Radical-level Ideograph Encoder for RNN-based Sentiment Analysis of Chinese and Japanese
This provides a cost-effective solution for sentiment analysis in non-alphabetic languages, though it is incremental as it builds on existing CNN and RNN methods.
The paper tackled the large vocabulary problem in Chinese and Japanese sentiment analysis by using radical embeddings instead of character or word embeddings, achieving results close to state-of-the-art with 90% smaller vocabulary and significant parameter reductions (e.g., at least 13% fewer than character-based models).
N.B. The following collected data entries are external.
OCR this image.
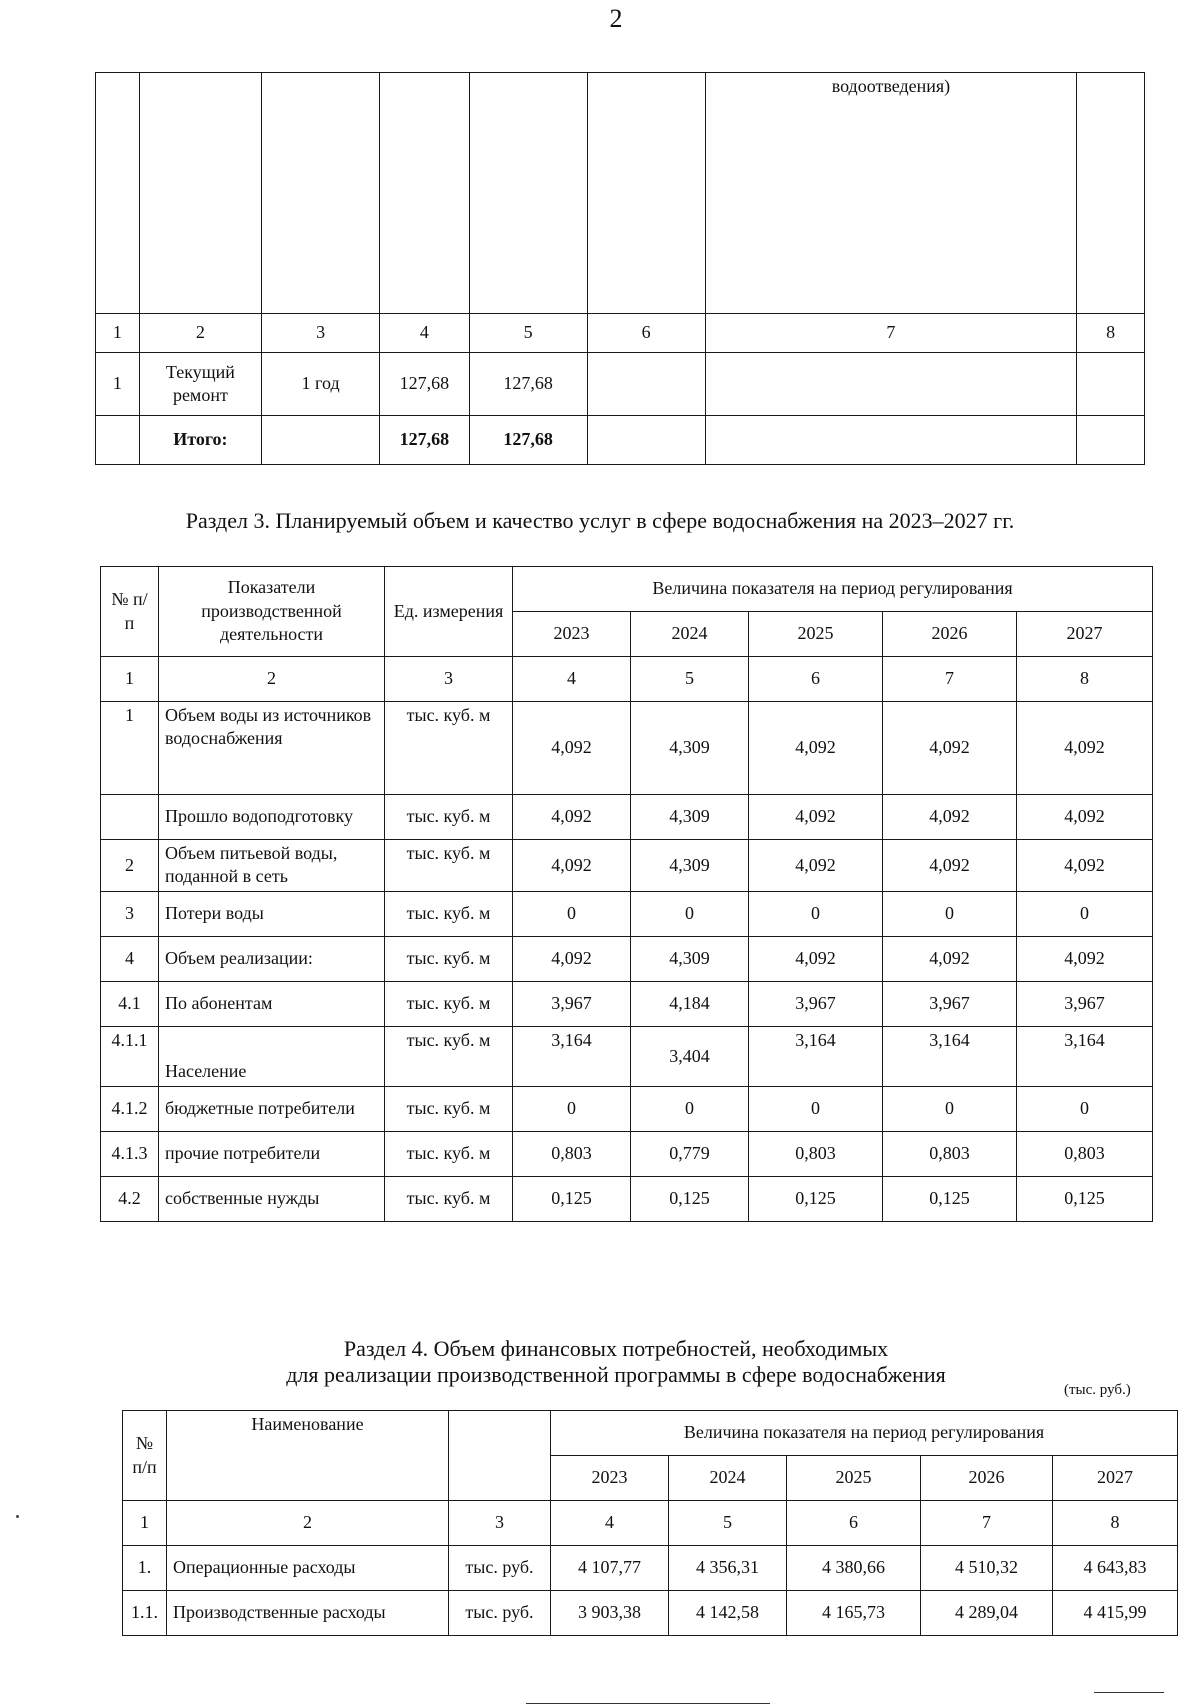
2
						водоотведения)	
1	2	3	4	5	6	7	8
1	Текущий ремонт	1 год	127,68	127,68			
	Итого:		127,68	127,68			
Раздел 3. Планируемый объем и качество услуг в сфере водоснабжения на 2023–2027 гг.
№ п/п	Показатели производственной деятельности	Ед. измерения	Величина показателя на период регулирования				
			2023	2024	2025	2026	2027
1	2	3	4	5	6	7	8
1	Объем воды из источников водоснабжения	тыс. куб. м	4,092	4,309	4,092	4,092	4,092
	Прошло водоподготовку	тыс. куб. м	4,092	4,309	4,092	4,092	4,092
2	Объем питьевой воды, поданной в сеть	тыс. куб. м	4,092	4,309	4,092	4,092	4,092
3	Потери воды	тыс. куб. м	0	0	0	0	0
4	Объем реализации:	тыс. куб. м	4,092	4,309	4,092	4,092	4,092
4.1	По абонентам	тыс. куб. м	3,967	4,184	3,967	3,967	3,967
4.1.1	Население	тыс. куб. м	3,164	3,404	3,164	3,164	3,164
4.1.2	бюджетные потребители	тыс. куб. м	0	0	0	0	0
4.1.3	прочие потребители	тыс. куб. м	0,803	0,779	0,803	0,803	0,803
4.2	собственные нужды	тыс. куб. м	0,125	0,125	0,125	0,125	0,125
Раздел 4. Объем финансовых потребностей, необходимых
для реализации производственной программы в сфере водоснабжения
(тыс. руб.)
№ п/п	Наименование		Величина показателя на период регулирования				
			2023	2024	2025	2026	2027
1	2	3	4	5	6	7	8
1.	Операционные расходы	тыс. руб.	4 107,77	4 356,31	4 380,66	4 510,32	4 643,83
1.1.	Производственные расходы	тыс. руб.	3 903,38	4 142,58	4 165,73	4 289,04	4 415,99
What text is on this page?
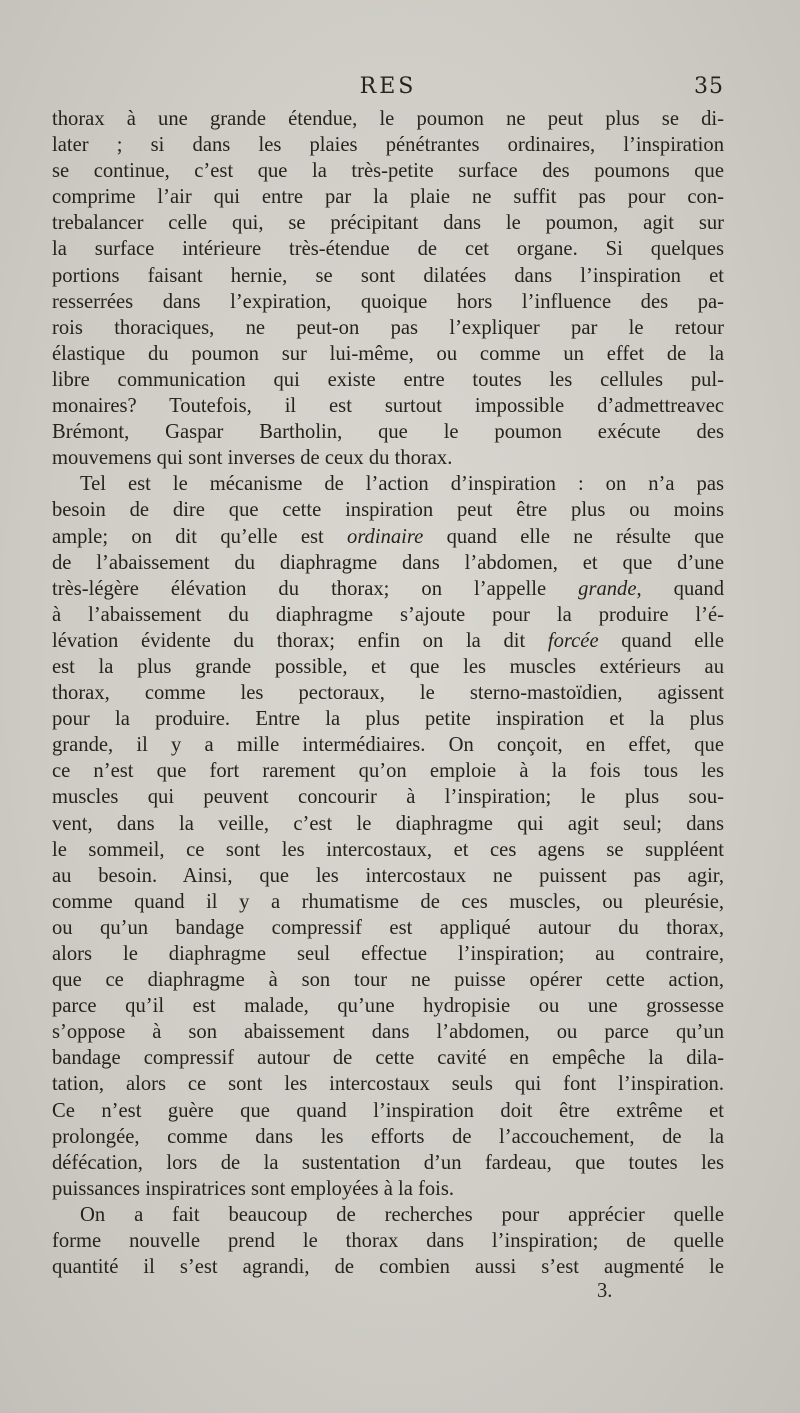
RES	35
thorax à une grande étendue, le poumon ne peut plus se di-
later ; si dans les plaies pénétrantes ordinaires, l’inspiration
se continue, c’est que la très-petite surface des poumons que
comprime l’air qui entre par la plaie ne suffit pas pour con-
trebalancer celle qui, se précipitant dans le poumon, agit sur
la surface intérieure très-étendue de cet organe. Si quelques
portions faisant hernie, se sont dilatées dans l’inspiration et
resserrées dans l’expiration, quoique hors l’influence des pa-
rois thoraciques, ne peut-on pas l’expliquer par le retour
élastique du poumon sur lui-même, ou comme un effet de la
libre communication qui existe entre toutes les cellules pul-
monaires? Toutefois, il est surtout impossible d’admettreavec
Brémont, Gaspar Bartholin, que le poumon exécute des
mouvemens qui sont inverses de ceux du thorax.
Tel est le mécanisme de l’action d’inspiration : on n’a pas
besoin de dire que cette inspiration peut être plus ou moins
ample; on dit qu’elle est ordinaire quand elle ne résulte que
de l’abaissement du diaphragme dans l’abdomen, et que d’une
très-légère élévation du thorax; on l’appelle grande, quand
à l’abaissement du diaphragme s’ajoute pour la produire l’é-
lévation évidente du thorax; enfin on la dit forcée quand elle
est la plus grande possible, et que les muscles extérieurs au
thorax, comme les pectoraux, le sterno-mastoïdien, agissent
pour la produire. Entre la plus petite inspiration et la plus
grande, il y a mille intermédiaires. On conçoit, en effet, que
ce n’est que fort rarement qu’on emploie à la fois tous les
muscles qui peuvent concourir à l’inspiration; le plus sou-
vent, dans la veille, c’est le diaphragme qui agit seul; dans
le sommeil, ce sont les intercostaux, et ces agens se suppléent
au besoin. Ainsi, que les intercostaux ne puissent pas agir,
comme quand il y a rhumatisme de ces muscles, ou pleurésie,
ou qu’un bandage compressif est appliqué autour du thorax,
alors le diaphragme seul effectue l’inspiration; au contraire,
que ce diaphragme à son tour ne puisse opérer cette action,
parce qu’il est malade, qu’une hydropisie ou une grossesse
s’oppose à son abaissement dans l’abdomen, ou parce qu’un
bandage compressif autour de cette cavité en empêche la dila-
tation, alors ce sont les intercostaux seuls qui font l’inspiration.
Ce n’est guère que quand l’inspiration doit être extrême et
prolongée, comme dans les efforts de l’accouchement, de la
défécation, lors de la sustentation d’un fardeau, que toutes les
puissances inspiratrices sont employées à la fois.
On a fait beaucoup de recherches pour apprécier quelle
forme nouvelle prend le thorax dans l’inspiration; de quelle
quantité il s’est agrandi, de combien aussi s’est augmenté le
3.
The character vocabulary can be very large in non-alphabetic languages such as Chinese and Japanese, which makes neural network models huge to process such languages. We explored a model for sentiment classification that takes the embeddings of the radicals of the Chinese characters, i.e, hanzi of Chinese and kanji of Japanese. Our model is composed of a CNN word feature encoder and a bi-directional RNN document feature encoder. The results achieved are on par with the character embedding-based models, and close to the state-of-the-art word embedding-based models, with 90% smaller vocabulary, and at least 13% and 80% fewer parameters than the character embedding-based models and word embedding-based models respectively. The results suggest that the radical embedding-based approach is cost-effective for machine learning on Chinese and Japanese.